İlhan Selçuk (14 Mart 2008): AKP iktidarı belli hedefe doğru doludizgin yürüyor, yandaşları da içmeden sarhoş olmuşlar... Ülke altüst... Herkes birbirine soruyor:
- Ne olacak?..
Bu gidişle bir şeyler olacak... Ama ben, cumhuriyete, "İslamcı AKP devletinin" el koymasını isteyen gazeteye şimdiden haber vereyim...
Bir şeyler olduğunda sonuç düşündükleri gibi çıkmazsa, oturup mazlum rolünde ağlamasınlar.
14 Mart'ı 15 Mart'a bağlayan gece pat diye dava açıldı. Herhalde İlhan Selçuk'un içine doğmuştu!
***
Dava ile ilgili bazı gazetecilerin yorumları bir kısım basının zihniyetini gözler önüne seriyor:
Mustafa Balbay (15 Mart 2008): Abdurrahman Yalçınkaya, eylül ve ocak ayında yaptığı iki ciddi uyarının ardından AKP hakkında kapatma davası açtı. Görünen dava hukukçu istemez!

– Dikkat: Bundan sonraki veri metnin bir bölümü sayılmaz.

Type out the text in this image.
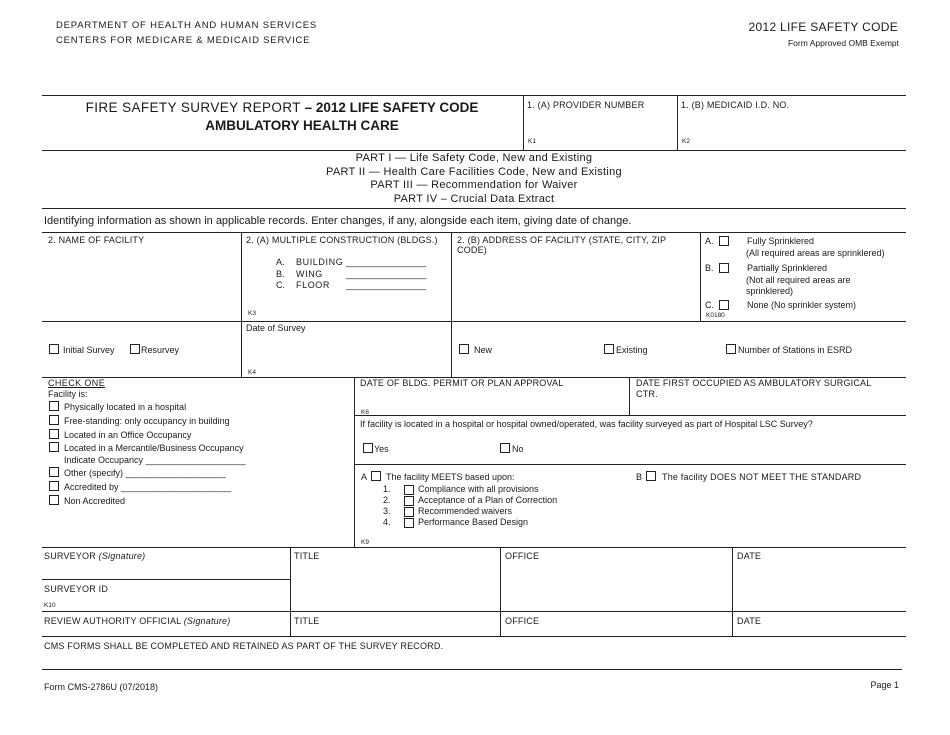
DEPARTMENT OF HEALTH AND HUMAN SERVICES
CENTERS FOR MEDICARE & MEDICAID SERVICE
2012 LIFE SAFETY CODE
Form Approved OMB Exempt
FIRE SAFETY SURVEY REPORT – 2012 LIFE SAFETY CODE
AMBULATORY HEALTH CARE
1. (A) PROVIDER NUMBER
K1
1. (B) MEDICAID I.D. NO.
K2
PART I — Life Safety Code, New and Existing
PART II — Health Care Facilities Code, New and Existing
PART III — Recommendation for Waiver
PART IV – Crucial Data Extract
Identifying information as shown in applicable records. Enter changes, if any, alongside each item, giving date of change.
2. NAME OF FACILITY	2. (A) MULTIPLE CONSTRUCTION (BLDGS.)
A. BUILDING ________________
B. WING	________________
C. FLOOR ________________
K3
2. (B) ADDRESS OF FACILITY (STATE, CITY, ZIP
CODE)
A.	Fully Sprinklered
(All required areas are sprinklered)
B.	Partially Sprinklered
(Not all required areas are
sprinklered)
C.	None (No sprinkler system)
K0180
Initial Survey	Resurvey
Date of Survey
K4
New	Existing	Number of Stations in ESRD
CHECK ONE
Facility is:
Physically located in a hospital
Free-standing: only occupancy in building
Located in an Office Occupancy
Located in a Mercantile/Business Occupancy
Indicate Occupancy ____________________
Other (specify) ____________________
Accredited by ______________________
Non Accredited
DATE OF BLDG. PERMIT OR PLAN APPROVAL
K6
DATE FIRST OCCUPIED AS AMBULATORY SURGICAL
CTR.
If facility is located in a hospital or hospital owned/operated, was facility surveyed as part of Hospital LSC Survey?
Yes	No
A The facility MEETS based upon:
1.	Compliance with all provisions
2.	Acceptance of a Plan of Correction
3.	Recommended waivers
4.	Performance Based Design
B The facility DOES NOT MEET THE STANDARD
K9
SURVEYOR (Signature)	TITLE	OFFICE	DATE
SURVEYOR ID
K10
REVIEW AUTHORITY OFFICIAL (Signature)	TITLE	OFFICE	DATE
CMS FORMS SHALL BE COMPLETED AND RETAINED AS PART OF THE SURVEY RECORD.
Form CMS-2786U (07/2018)	Page 1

Başbakan Erdoğan'ın Madrid dolaylarında 14 Ocak günü yaptığı türban çıkışının ardından, 17 Ocak'ta Yalçınkaya sert bir açıklama yapmıştı. 3 sayfalık açıklama, kökten AKP'ci medya dışında şöyle yorumlanmıştı:
"Başsavcı, acımam kapatma davası açarım, dedi!" Öyle oldu... AKP'liler güçlü olmanın getirdiği körlükten olsa gerek, Yalçınkaya'nın biriktirdiği bilgi ve belgelere pul biriktirmekten farksız bir koleksiyon çalışması umursamazlığıyla baktılar...
Oktay Ekşi (16 Mart 2008): ... "Biz yüzde 46.7 oy aldık. Milli irade bizi iktidar yaptı. Bize karşı dava açmak, milli iradeye karşı dava açmaktır" Bu,
"seçimi kazanan parti, aklına gelen her şeyi yapabilir" demektir. Böyle bir anlayış
"hukuk" nedir bilmeyen,
"hukukun üstünlüğü" kavramını duymayan bir kafada olabilir.

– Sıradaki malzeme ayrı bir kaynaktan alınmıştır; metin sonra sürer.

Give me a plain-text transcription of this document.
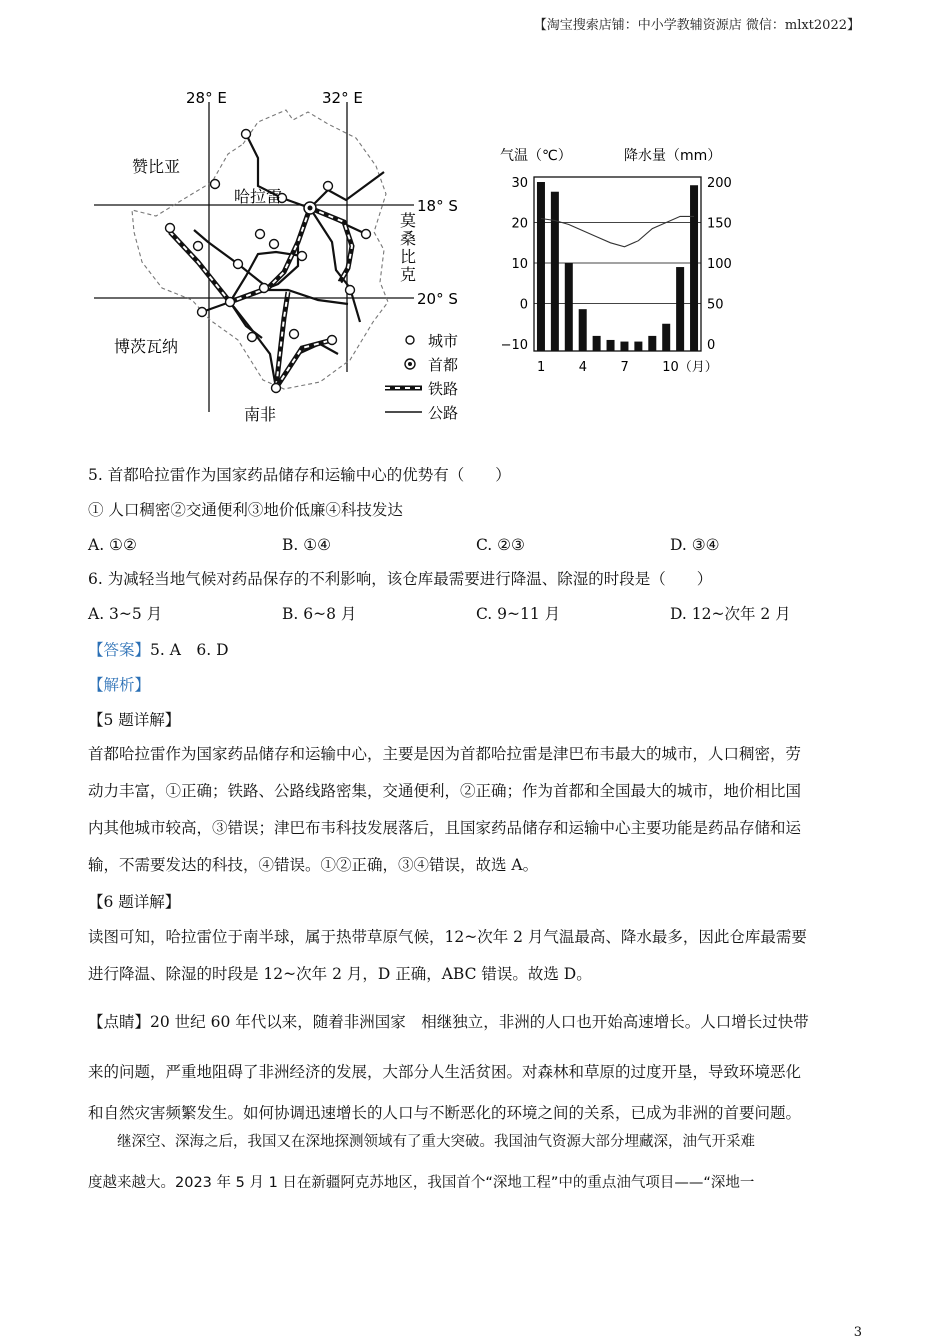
【淘宝搜索店铺：中小学教辅资源店 微信：mlxt2022】
28° E	32° E
18° S
20° S
赞比亚
哈拉雷
莫
桑
比
克
博茨瓦纳
南非
城市
首都
铁路
公路
气温（℃）	降水量（mm）
30
20
10
0
−10
200
150
100
50
0
1	4	7	10（月）
5. 首都哈拉雷作为国家药品储存和运输中心的优势有（　　）
① 人口稠密②交通便利③地价低廉④科技发达
A. ①②	B. ①④	C. ②③	D. ③④
6. 为减轻当地气候对药品保存的不利影响，该仓库最需要进行降温、除湿的时段是（　　）
A. 3~5 月	B. 6~8 月	C. 9~11 月	D. 12~次年 2 月
【答案】5. A　6. D
【解析】
【5 题详解】
首都哈拉雷作为国家药品储存和运输中心，主要是因为首都哈拉雷是津巴布韦最大的城市，人口稠密，劳
动力丰富，①正确；铁路、公路线路密集，交通便利，②正确；作为首都和全国最大的城市，地价相比国
内其他城市较高，③错误；津巴布韦科技发展落后，且国家药品储存和运输中心主要功能是药品存储和运
输，不需要发达的科技，④错误。①②正确，③④错误，故选 A。
【6 题详解】
读图可知，哈拉雷位于南半球，属于热带草原气候，12~次年 2 月气温最高、降水最多，因此仓库最需要
进行降温、除湿的时段是 12~次年 2 月，D 正确，ABC 错误。故选 D。
【点睛】20 世纪 60 年代以来，随着非洲国家　相继独立，非洲的人口也开始高速增长。人口增长过快带
来的问题，严重地阻碍了非洲经济的发展，大部分人生活贫困。对森林和草原的过度开垦，导致环境恶化
和自然灾害频繁发生。如何协调迅速增长的人口与不断恶化的环境之间的关系，已成为非洲的首要问题。
　　继深空、深海之后，我国又在深地探测领域有了重大突破。我国油气资源大部分埋藏深，油气开采难
度越来越大。2023 年 5 月 1 日在新疆阿克苏地区，我国首个“深地工程”中的重点油气项目——“深地一
3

"Partileri halk kurar, halk kapatır" diyorlar. O, seçmenini yitiren partiler için doğrudur. Yasaları çiğneyen partiyi yargı kapatır.
"Oyumuz büyük" tafrasıyla konuşanlar,
"hukukun oydan büyük" olduğunu unutmasınlar.
Güngör Mengi (16 Mart 2008): Rejimin, yargı kurumu eliyle kendini savunma hakkını kullanması mı ayıptır, yoksa milletvekilleri laikliğe sadakat yemini etmiş bir iktidarın, böylesine ağır bir suçlamanın hedefi durumuna düşmesi mi?.. Anayasaya bağlılık yeminini çiğnemiş iktidarlara kayaya tosladıklarında mağdur muamelesi yapmaya devam ettikçe onlara sürgit mahkûm olmaktan kurtulamayız.
Aynı doğrultuda çok sayıda yorum mevcut.